We didn’t have the intangible that Europe has. We didn’t have what the Navy SEALs use. I’m not comparing golf to war, but they use small groups and guys have to rely on each other. Europe has it naturally. That’s the only thing that’s glaring to me. The discovery that Europe is bonded by small groups naturally was the real kicker for me when I was a captain. 
We went with the Navy SEALs concept and broke them into pods and based 
on their personalities. And we gave them ownership—they picked who filled out their pods. Europe has all of this naturally.

Has the PGA of America called to gauge your interest for 2018?
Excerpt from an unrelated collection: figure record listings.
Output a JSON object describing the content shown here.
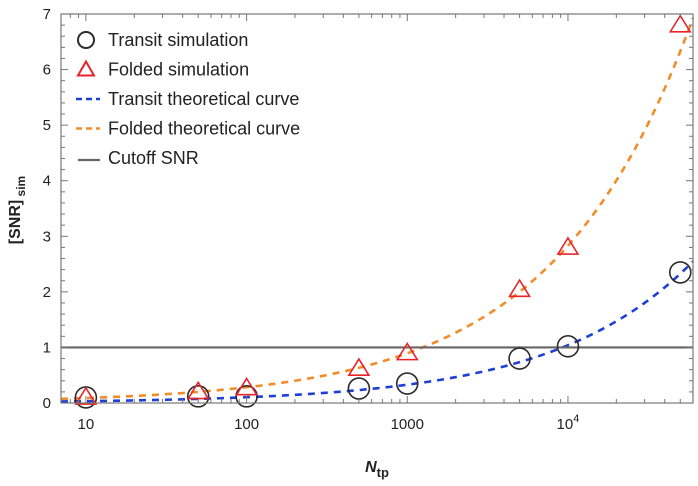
{
  "chart_data": {
    "type": "scatter",
    "x_scale": "log",
    "xlim": [
      7,
      60000
    ],
    "ylim": [
      0,
      7
    ],
    "xlabel": "N",
    "xlabel_sub": "tp",
    "ylabel": "[SNR]",
    "ylabel_sub": "sim",
    "x_ticks": [
      {
        "value": 10,
        "label": "10",
        "sup": ""
      },
      {
        "value": 100,
        "label": "100",
        "sup": ""
      },
      {
        "value": 1000,
        "label": "1000",
        "sup": ""
      },
      {
        "value": 10000,
        "label": "10",
        "sup": "4"
      }
    ],
    "y_ticks": [
      0,
      1,
      2,
      3,
      4,
      5,
      6,
      7
    ],
    "legend_position": "top-left",
    "series": [
      {
        "name": "Transit simulation",
        "kind": "points",
        "marker": "circle",
        "color": "#2b2b2b",
        "x": [
          10,
          50,
          100,
          500,
          1000,
          5000,
          10000,
          50000
        ],
        "y": [
          0.1,
          0.12,
          0.12,
          0.26,
          0.35,
          0.8,
          1.02,
          2.35
        ]
      },
      {
        "name": "Folded simulation",
        "kind": "points",
        "marker": "triangle",
        "color": "#e8242a",
        "x": [
          10,
          50,
          100,
          500,
          1000,
          5000,
          10000,
          50000
        ],
        "y": [
          0.1,
          0.2,
          0.27,
          0.62,
          0.9,
          2.04,
          2.8,
          6.8
        ]
      },
      {
        "name": "Transit theoretical curve",
        "kind": "curve",
        "style": "dashed",
        "color": "#1f3fd6",
        "formula": "a*sqrt(x)",
        "coef": 0.0104
      },
      {
        "name": "Folded theoretical curve",
        "kind": "curve",
        "style": "dashed",
        "color": "#f28c28",
        "formula": "a*sqrt(x)",
        "coef": 0.0283
      },
      {
        "name": "Cutoff SNR",
        "kind": "hline",
        "style": "solid",
        "color": "#666666",
        "y": 1
      }
    ]
  }
}
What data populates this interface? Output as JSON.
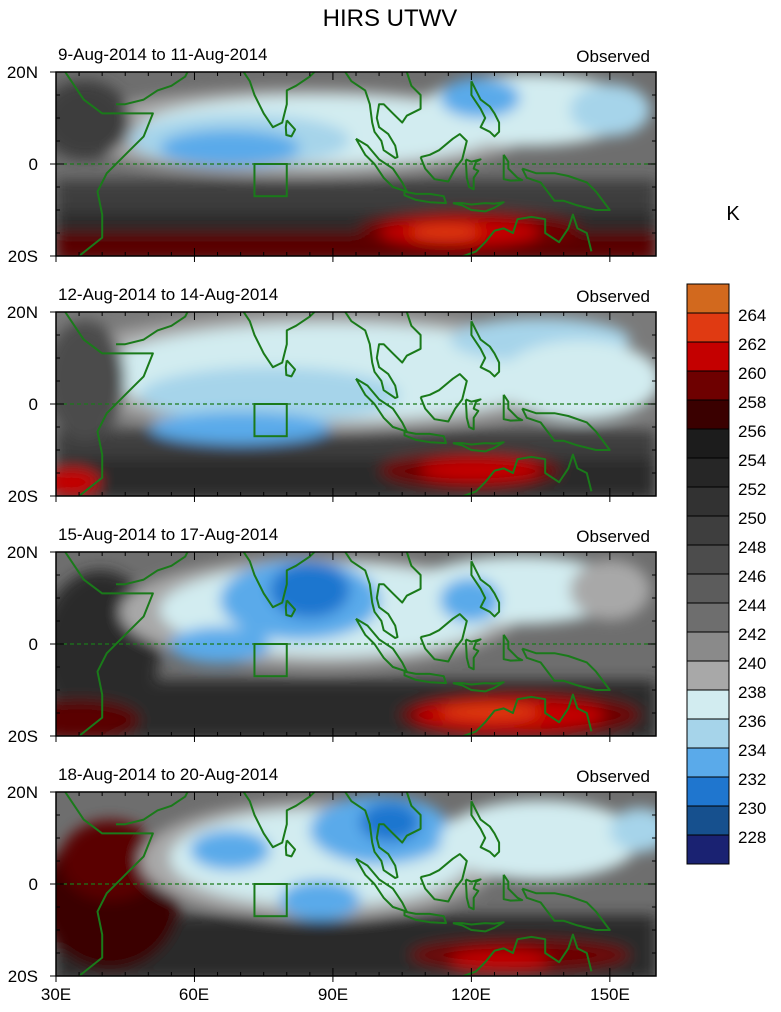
{
  "figure": {
    "title": "HIRS UTWV",
    "unit_label": "K",
    "x_ticks": [
      "30E",
      "60E",
      "90E",
      "120E",
      "150E"
    ],
    "x_tick_values": [
      30,
      60,
      90,
      120,
      150
    ],
    "y_ticks": [
      "20N",
      "0",
      "20S"
    ],
    "y_tick_values": [
      20,
      0,
      -20
    ],
    "lon_range": [
      30,
      160
    ],
    "lat_range": [
      -20,
      20
    ]
  },
  "panels": [
    {
      "date_range": "9-Aug-2014 to 11-Aug-2014",
      "label": "Observed"
    },
    {
      "date_range": "12-Aug-2014 to 14-Aug-2014",
      "label": "Observed"
    },
    {
      "date_range": "15-Aug-2014 to 17-Aug-2014",
      "label": "Observed"
    },
    {
      "date_range": "18-Aug-2014 to 20-Aug-2014",
      "label": "Observed"
    }
  ],
  "colorbar": {
    "labels": [
      "264",
      "262",
      "260",
      "258",
      "256",
      "254",
      "252",
      "250",
      "248",
      "246",
      "244",
      "242",
      "240",
      "238",
      "236",
      "234",
      "232",
      "230",
      "228"
    ],
    "colors": [
      "#d2691e",
      "#e03a12",
      "#c40000",
      "#6e0000",
      "#3a0000",
      "#1c1c1c",
      "#262626",
      "#323232",
      "#3e3e3e",
      "#4c4c4c",
      "#5c5c5c",
      "#6e6e6e",
      "#8a8a8a",
      "#a8a8a8",
      "#d2ecf0",
      "#a6d4ea",
      "#5aaaea",
      "#1f76cf",
      "#16508e",
      "#1a2272"
    ]
  },
  "box_region": {
    "lon_min": 73,
    "lon_max": 80,
    "lat_min": -7,
    "lat_max": 0
  }
}
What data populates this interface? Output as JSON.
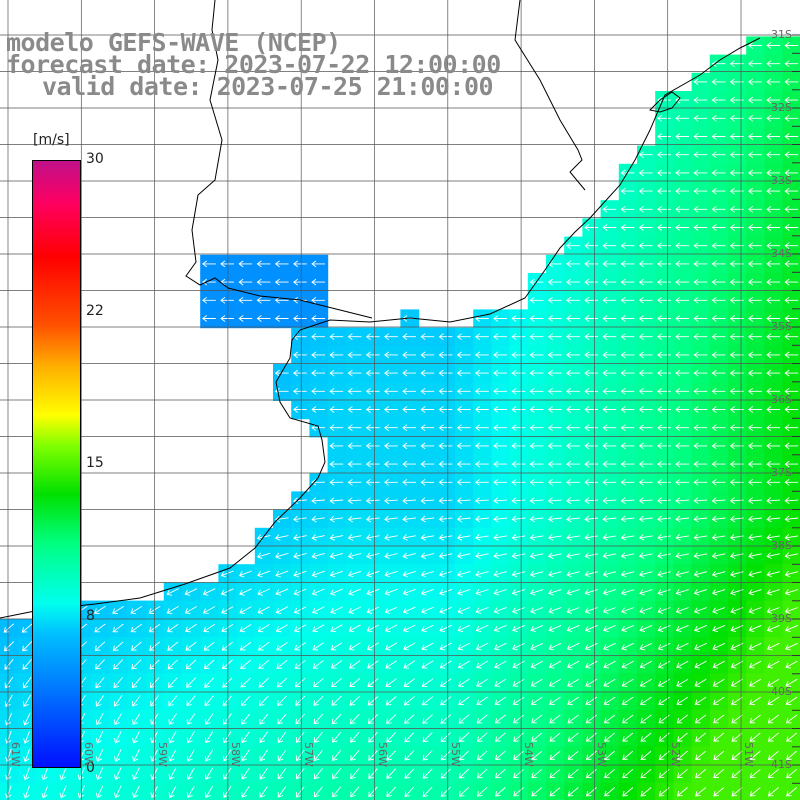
{
  "title": {
    "line1": "modelo GEFS-WAVE (NCEP)",
    "line2": "forecast date: 2023-07-22 12:00:00",
    "line3": "valid date: 2023-07-25 21:00:00"
  },
  "colorbar": {
    "unit": "[m/s]",
    "ticks": [
      "30",
      "22",
      "15",
      "8",
      "0"
    ]
  },
  "lat_labels": [
    "31S",
    "32S",
    "33S",
    "34S",
    "35S",
    "36S",
    "37S",
    "38S",
    "39S",
    "40S",
    "41S"
  ],
  "lon_labels": [
    "61W",
    "60W",
    "59W",
    "58W",
    "57W",
    "56W",
    "55W",
    "54W",
    "53W",
    "52W",
    "51W"
  ],
  "colors": {
    "land": "#ffffff",
    "grid": "#555555",
    "coast": "#000000",
    "arrow": "#ffffff"
  }
}
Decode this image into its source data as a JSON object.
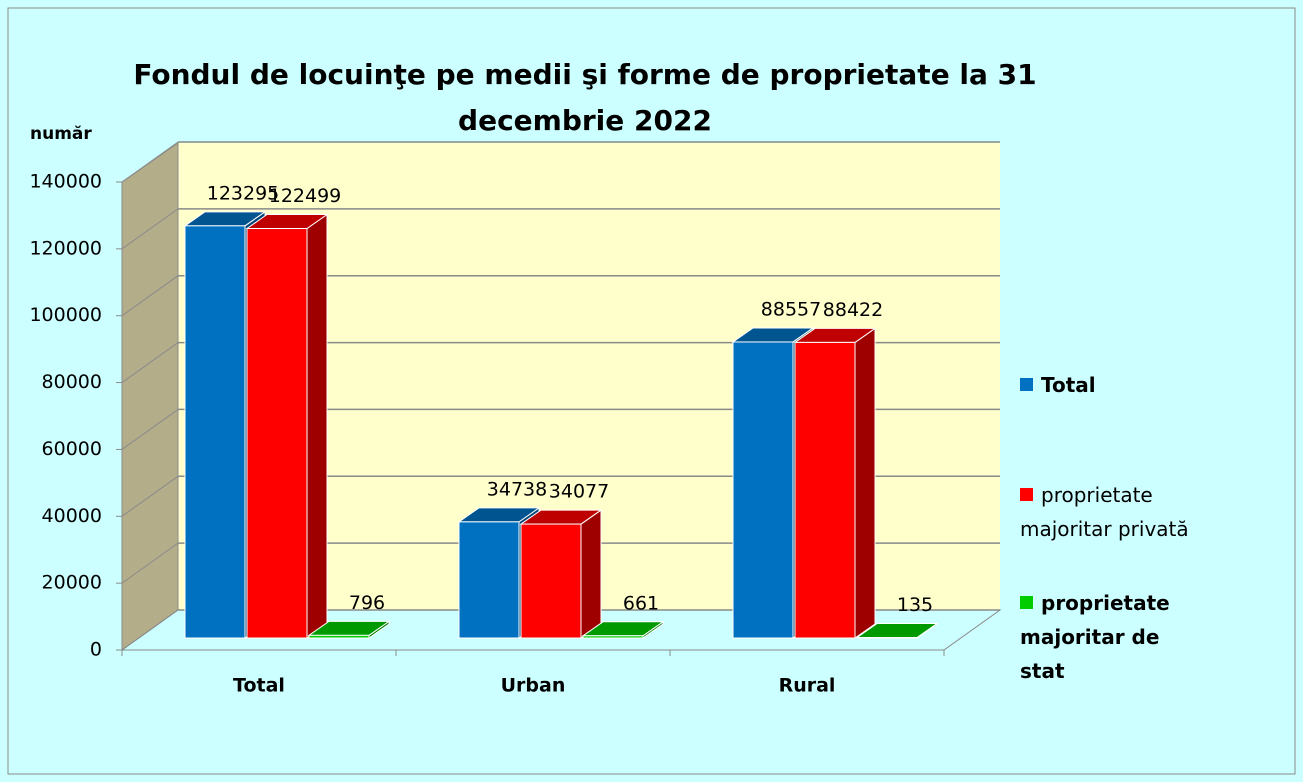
{
  "chart_data": {
    "type": "bar3d",
    "title": "Fondul de locuinţe pe medii şi forme de proprietate la 31 decembrie 2022",
    "y_label": "număr",
    "categories": [
      "Total",
      "Urban",
      "Rural"
    ],
    "series": [
      {
        "name": "Total",
        "color": "#0070c0",
        "values": [
          123295,
          34738,
          88557
        ]
      },
      {
        "name": "proprietate majoritar privată",
        "color": "#ff0000",
        "values": [
          122499,
          34077,
          88422
        ]
      },
      {
        "name": "proprietate majoritar de stat",
        "color": "#00cc00",
        "values": [
          796,
          661,
          135
        ]
      }
    ],
    "ylim": [
      0,
      140000
    ],
    "yticks": [
      0,
      20000,
      40000,
      60000,
      80000,
      100000,
      120000,
      140000
    ],
    "grid": true,
    "legend": "right"
  }
}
I would never rule it out, but I don’t expect a call. I’ve spoken with them a lot, but that’s not the discussion. The discussion is doing everything possible to create the best environment for 2016. It’s not about 2018. After the [Phil] Mickelson podium thing, I got tossed in the middle of that. The goal was to go to the PGA and articulate what I thought were problems. They needed to put a business model in place similar to what Europe has.

Does this model exist now, thanks to the newly created task force?

The PGA uses the same model to pick their presidents as Europe uses to pick their captains. You’ll see the captain with two future captains as assistants. They’ve got it! There’s no shocking difference from what happened two years ago to 2016. Whereas with us, you’ve got Davis Love one year, Tom Watson after that. It’s a big difference.

Would you take the job in 2018?

I’ll say this: not if we win in 2016.